MAY I own no unleavened egotism.

May I own no egotism that is not sensitive and poignant and vibrant: a harp of Worn Strings.

The surprising world is full of non-analytic persons of ox-eyed vision and hen-headed mental caliber whose egotism is a stupendous impregnable armor: those who burned the Maid of Orleans: those who crucified the prophet of Nazareth: those who killed John Keats.

They inherit the earth, which is a Golden-Green earth, but never look at it.

They accept this life, which is Intoxicating life, but never feel its texture with their fingers.

They gather a Blue iris by a marsh-edge and let it die in their sweating hands, or let it fall to the ground as they walk, or throw it away when the Blue petals droop: without looking at it and breathing it and knowing it: without sensing the tremulous Blue to be lovelier in its wilting.

Theirs is the thick fat solidly-fierce egotism of an emperor or an infant whose main metaphysic concept is that he is alive, and will remain alive, and must be alive, though all around him bleed drop by drop to their death.

I have analyzed mine, and it is not so with me.
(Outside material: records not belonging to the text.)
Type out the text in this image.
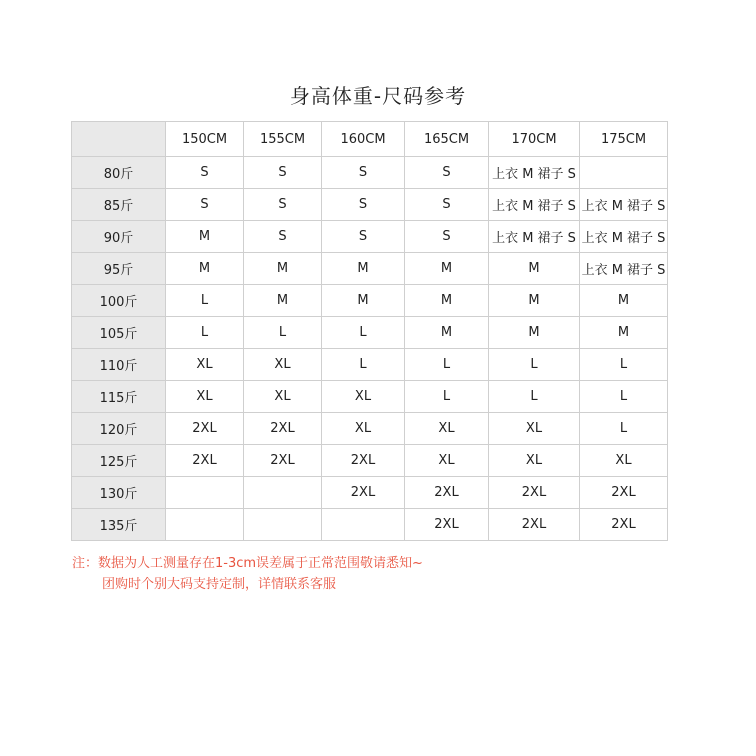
身高体重-尺码参考
	150CM	155CM	160CM	165CM	170CM	175CM
80斤	S	S	S	S	上衣 M 裙子 S	
85斤	S	S	S	S	上衣 M 裙子 S	上衣 M 裙子 S
90斤	M	S	S	S	上衣 M 裙子 S	上衣 M 裙子 S
95斤	M	M	M	M	M	上衣 M 裙子 S
100斤	L	M	M	M	M	M
105斤	L	L	L	M	M	M
110斤	XL	XL	L	L	L	L
115斤	XL	XL	XL	L	L	L
120斤	2XL	2XL	XL	XL	XL	L
125斤	2XL	2XL	2XL	XL	XL	XL
130斤			2XL	2XL	2XL	2XL
135斤				2XL	2XL	2XL
注：数据为人工测量存在1-3cm误差属于正常范围敬请悉知~
团购时个别大码支持定制，详情联系客服
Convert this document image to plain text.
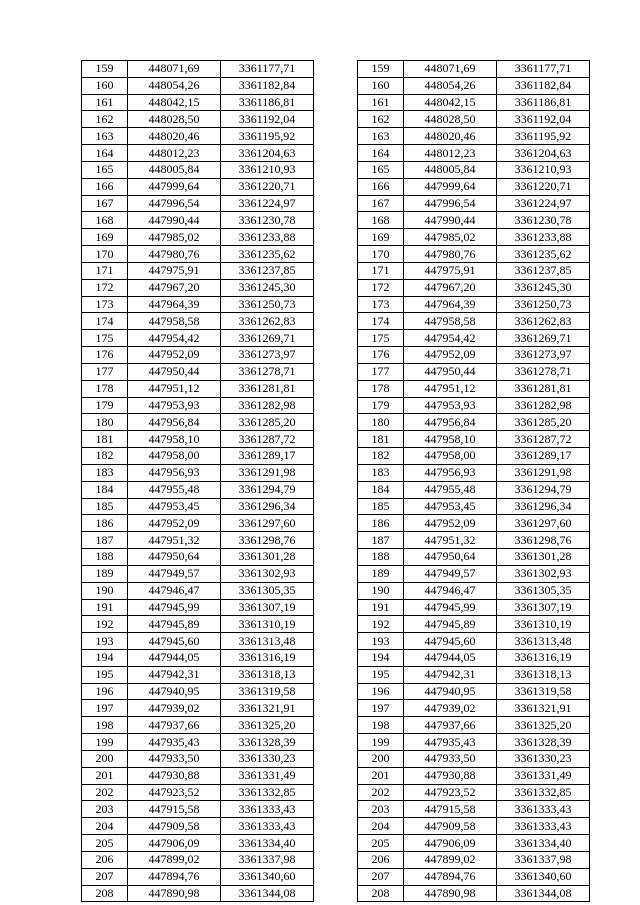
159	448071,69	3361177,71		159	448071,69	3361177,71
160	448054,26	3361182,84		160	448054,26	3361182,84
161	448042,15	3361186,81		161	448042,15	3361186,81
162	448028,50	3361192,04		162	448028,50	3361192,04
163	448020,46	3361195,92		163	448020,46	3361195,92
164	448012,23	3361204,63		164	448012,23	3361204,63
165	448005,84	3361210,93		165	448005,84	3361210,93
166	447999,64	3361220,71		166	447999,64	3361220,71
167	447996,54	3361224,97		167	447996,54	3361224,97
168	447990,44	3361230,78		168	447990,44	3361230,78
169	447985,02	3361233,88		169	447985,02	3361233,88
170	447980,76	3361235,62		170	447980,76	3361235,62
171	447975,91	3361237,85		171	447975,91	3361237,85
172	447967,20	3361245,30		172	447967,20	3361245,30
173	447964,39	3361250,73		173	447964,39	3361250,73
174	447958,58	3361262,83		174	447958,58	3361262,83
175	447954,42	3361269,71		175	447954,42	3361269,71
176	447952,09	3361273,97		176	447952,09	3361273,97
177	447950,44	3361278,71		177	447950,44	3361278,71
178	447951,12	3361281,81		178	447951,12	3361281,81
179	447953,93	3361282,98		179	447953,93	3361282,98
180	447956,84	3361285,20		180	447956,84	3361285,20
181	447958,10	3361287,72		181	447958,10	3361287,72
182	447958,00	3361289,17		182	447958,00	3361289,17
183	447956,93	3361291,98		183	447956,93	3361291,98
184	447955,48	3361294,79		184	447955,48	3361294,79
185	447953,45	3361296,34		185	447953,45	3361296,34
186	447952,09	3361297,60		186	447952,09	3361297,60
187	447951,32	3361298,76		187	447951,32	3361298,76
188	447950,64	3361301,28		188	447950,64	3361301,28
189	447949,57	3361302,93		189	447949,57	3361302,93
190	447946,47	3361305,35		190	447946,47	3361305,35
191	447945,99	3361307,19		191	447945,99	3361307,19
192	447945,89	3361310,19		192	447945,89	3361310,19
193	447945,60	3361313,48		193	447945,60	3361313,48
194	447944,05	3361316,19		194	447944,05	3361316,19
195	447942,31	3361318,13		195	447942,31	3361318,13
196	447940,95	3361319,58		196	447940,95	3361319,58
197	447939,02	3361321,91		197	447939,02	3361321,91
198	447937,66	3361325,20		198	447937,66	3361325,20
199	447935,43	3361328,39		199	447935,43	3361328,39
200	447933,50	3361330,23		200	447933,50	3361330,23
201	447930,88	3361331,49		201	447930,88	3361331,49
202	447923,52	3361332,85		202	447923,52	3361332,85
203	447915,58	3361333,43		203	447915,58	3361333,43
204	447909,58	3361333,43		204	447909,58	3361333,43
205	447906,09	3361334,40		205	447906,09	3361334,40
206	447899,02	3361337,98		206	447899,02	3361337,98
207	447894,76	3361340,60		207	447894,76	3361340,60
208	447890,98	3361344,08		208	447890,98	3361344,08
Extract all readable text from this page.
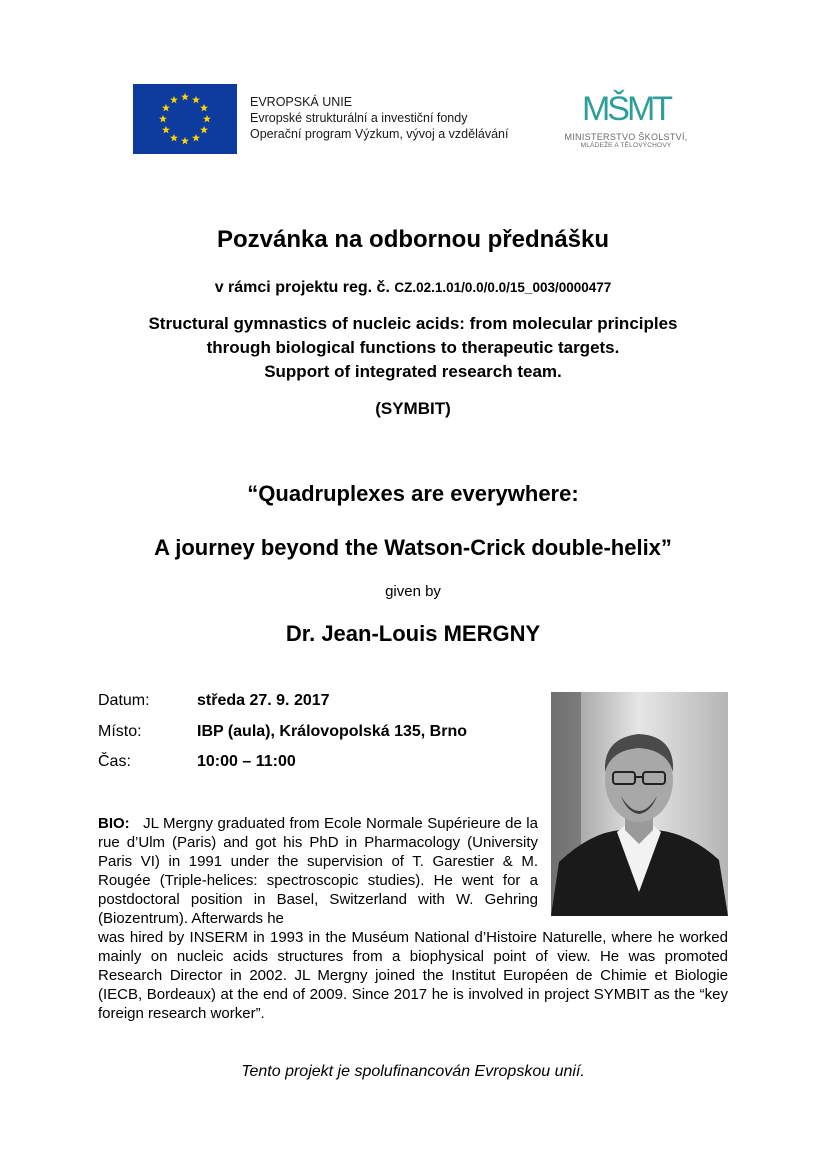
EVROPSKÁ UNIE
Evropské strukturální a investiční fondy
Operační program Výzkum, vývoj a vzdělávání
MŠMT
MINISTERSTVO ŠKOLSTVÍ,
MLÁDEŽE A TĚLOVÝCHOVY
Pozvánka na odbornou přednášku
v rámci projektu reg. č. CZ.02.1.01/0.0/0.0/15_003/0000477
Structural gymnastics of nucleic acids: from molecular principles
through biological functions to therapeutic targets.
Support of integrated research team.
(SYMBIT)
“Quadruplexes are everywhere:
A journey beyond the Watson-Crick double-helix”
given by
Dr. Jean-Louis MERGNY
Datum:	středa 27. 9. 2017
Místo:	IBP (aula), Královopolská 135, Brno
Čas:	10:00 – 11:00
BIO: JL Mergny graduated from Ecole Normale Supérieure de la rue d’Ulm (Paris) and got his PhD in Pharmacology (University Paris VI) in 1991 under the supervision of T. Garestier & M. Rougée (Triple-helices: spectroscopic studies). He went for a postdoctoral position in Basel, Switzerland with W. Gehring (Biozentrum). Afterwards he
was hired by INSERM in 1993 in the Muséum National d’Histoire Naturelle, where he worked mainly on nucleic acids structures from a biophysical point of view. He was promoted Research Director in 2002. JL Mergny joined the Institut Européen de Chimie et Biologie (IECB, Bordeaux) at the end of 2009. Since 2017 he is involved in project SYMBIT as the “key foreign research worker”.
Tento projekt je spolufinancován Evropskou unií.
If I say I am enchanting or false or despicable it is because I know it's true. Not because I say it but because I have tested and proved it. I feel the textures of my life with the tips of my fingers. I turn my senses outward and let the old winds blow over them—icy, balmy, harsh, gentle, scorching, cooling. I suffer for it but I know those winds: songs of seas and stars and of little pebbles are in their thunderous-dim wailing: life is in the soft stinging perfume of their wings.

No breath of poetry and beauty comes to me that I do not pay for with the beating ache of my Heart, the nervous tensions of my Body, the fraying and shredding of my Soul. If any beauty or poet-thing comes easily and gives me pleasure and not pain, I know I have not yet got it and that it will come again.

It will come again: with the pain.

I can't eat cake and have it.

I can't make silk purses out of sows' ears.

Those things I learn nearly perfectly from playing on my harp with the Worn Strings.